Initial Ponderings on Kindness

If you read my resolutions post recently, the you've already heard briefly of my heart's desire to learn to be more genuinely kind. Lately, I've been doing a bit of pondering about what this really means. But the more I ponder it, the more I begin to wonder how feasible something like learning to be kind might be.

The trouble, I'm finding? We live in a broken world. The model of kindness doesn't really work here. Think about it. Who "gets ahead" in this world? Driven, manipulative, cut-throat people get ahead. They are CEOs, leaders. They are rich, successful, powerful. Where do nice people end up? Dead last. Nice people get trampled. 

Think about it. People that are kind generally get taken advantage of. If I am kind and offer my money to an organization, my name ends up on some list and I get asked ten thousand times for money. If I offer my help on a project at work, I get asked to do a few more, or worse, I'm expected to continue to do nice things all the time. Suddenly, I find myself drowning in all the nice things I'm doing while also failing to do all the things I should be doing. 

But if I was truly genuinely kind, would this bother me? It shouldn't, right? If my heart was in the right place about the kind things I do, then being walked on a little shouldn't hurt my feelings. But, facts are facts. Being taken advantage of does bother me. I feel like I'm always being burned. 

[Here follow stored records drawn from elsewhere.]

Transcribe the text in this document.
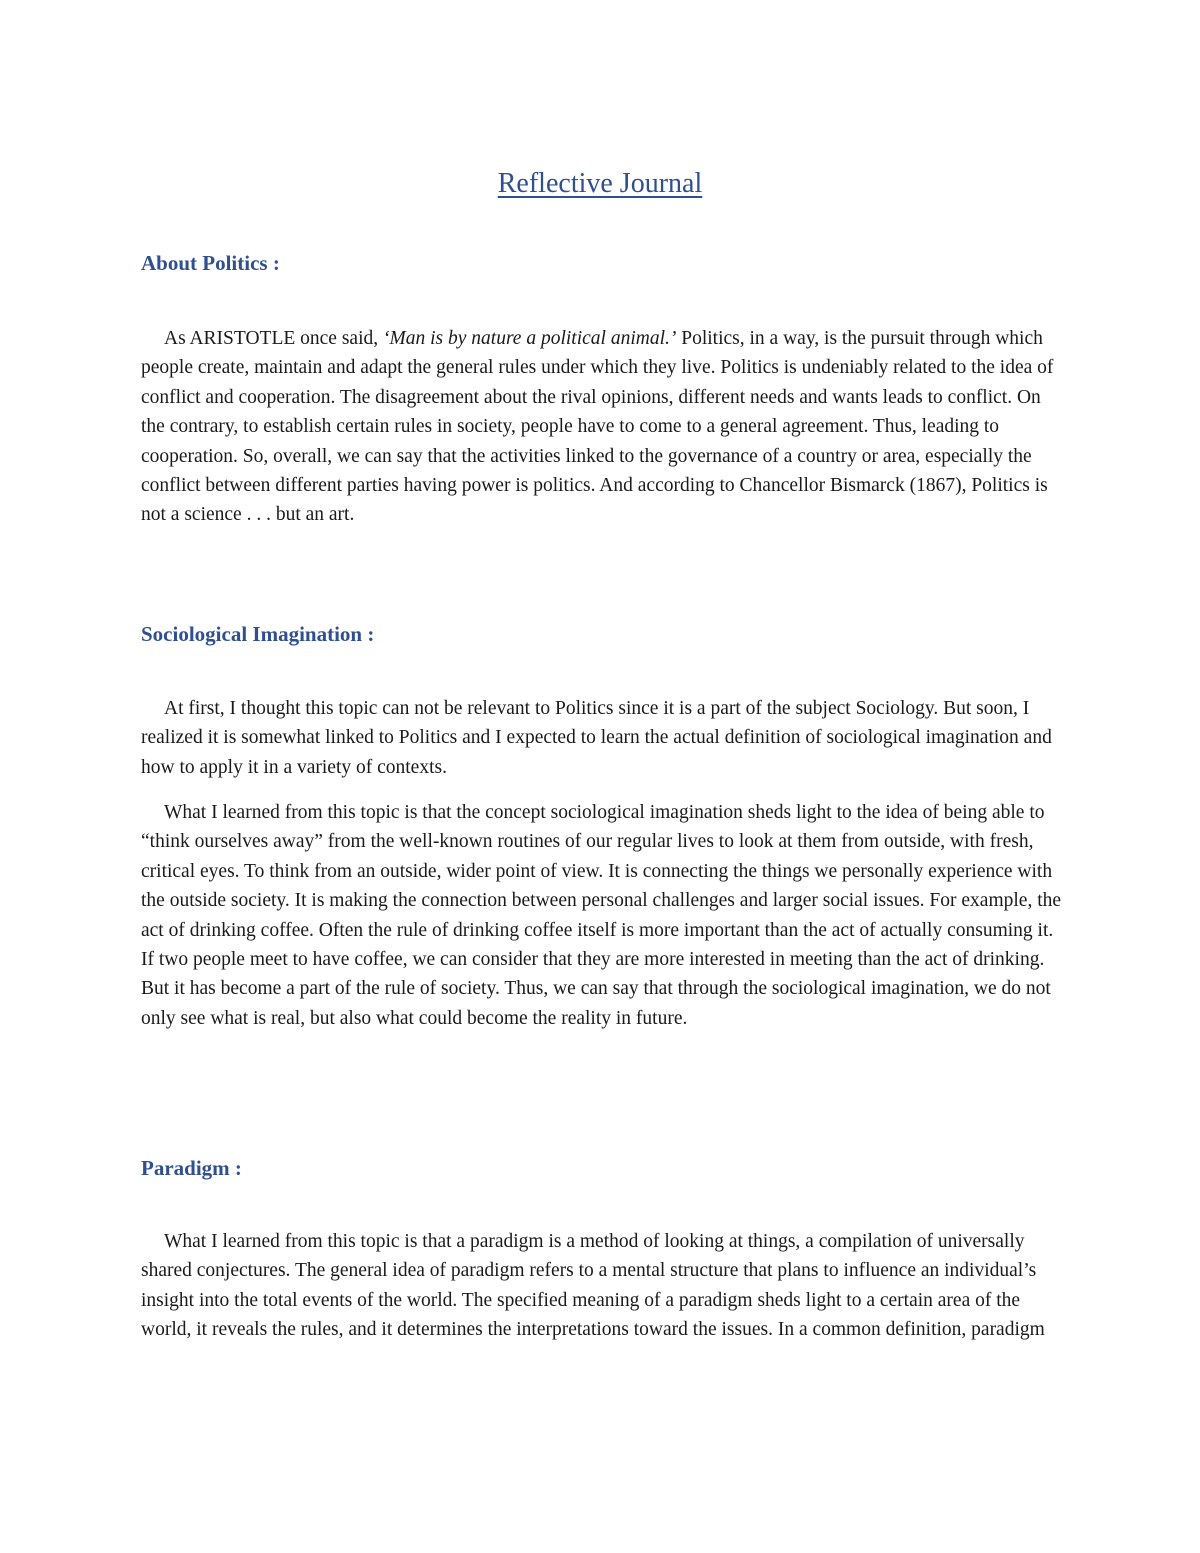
Reflective Journal
About Politics :

As ARISTOTLE once said, ‘Man is by nature a political animal.’ Politics, in a way, is the pursuit through which people create, maintain and adapt the general rules under which they live. Politics is undeniably related to the idea of conflict and cooperation. The disagreement about the rival opinions, different needs and wants leads to conflict. On the contrary, to establish certain rules in society, people have to come to a general agreement. Thus, leading to cooperation. So, overall, we can say that the activities linked to the governance of a country or area, especially the conflict between different parties having power is politics. And according to Chancellor Bismarck (1867), Politics is not a science . . . but an art.

Sociological Imagination :

At first, I thought this topic can not be relevant to Politics since it is a part of the subject Sociology. But soon, I realized it is somewhat linked to Politics and I expected to learn the actual definition of sociological imagination and how to apply it in a variety of contexts.

What I learned from this topic is that the concept sociological imagination sheds light to the idea of being able to “think ourselves away” from the well-known routines of our regular lives to look at them from outside, with fresh, critical eyes. To think from an outside, wider point of view. It is connecting the things we personally experience with the outside society. It is making the connection between personal challenges and larger social issues. For example, the act of drinking coffee. Often the rule of drinking coffee itself is more important than the act of actually consuming it. If two people meet to have coffee, we can consider that they are more interested in meeting than the act of drinking. But it has become a part of the rule of society. Thus, we can say that through the sociological imagination, we do not only see what is real, but also what could become the reality in future.

Paradigm :

What I learned from this topic is that a paradigm is a method of looking at things, a compilation of universally shared conjectures. The general idea of paradigm refers to a mental structure that plans to influence an individual’s insight into the total events of the world. The specified meaning of a paradigm sheds light to a certain area of the world, it reveals the rules, and it determines the interpretations toward the issues. In a common definition, paradigm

Enter, the Jesus example. His heart was kind. He loved sinners, weirdos, children. He felt compassion on the sick and injured. But He wasn't always Mr. Nicey Nice. Off the top of my head, I can recount examples of Jesus throwing things in the temple, asking the healed not to tell of His works, attempts to remove Himself from hoards of people (to pray, to sleep, on a hill, in a boat...). I can only imagine these must have been Jesus' intentional choices to not be completely overrun, trampled. A genuine heart of kindness is not a blind or foolish heart.

I know I'm not done wrestling with this. How did Jesus decide who to heal and who to walk away from? When to teach and when to rest? When to turn the other cheek and when to utilize a little righteous anger? When to hang with the group and when to take a moment for Himself? 

To be honest, I'm not really sure what I've learned in this quick and dirty review of Jesus' moments of not-kindness. There is much seeking to be done...which probably means a little less talking and a lot more listening, seeking after the kind heart of God.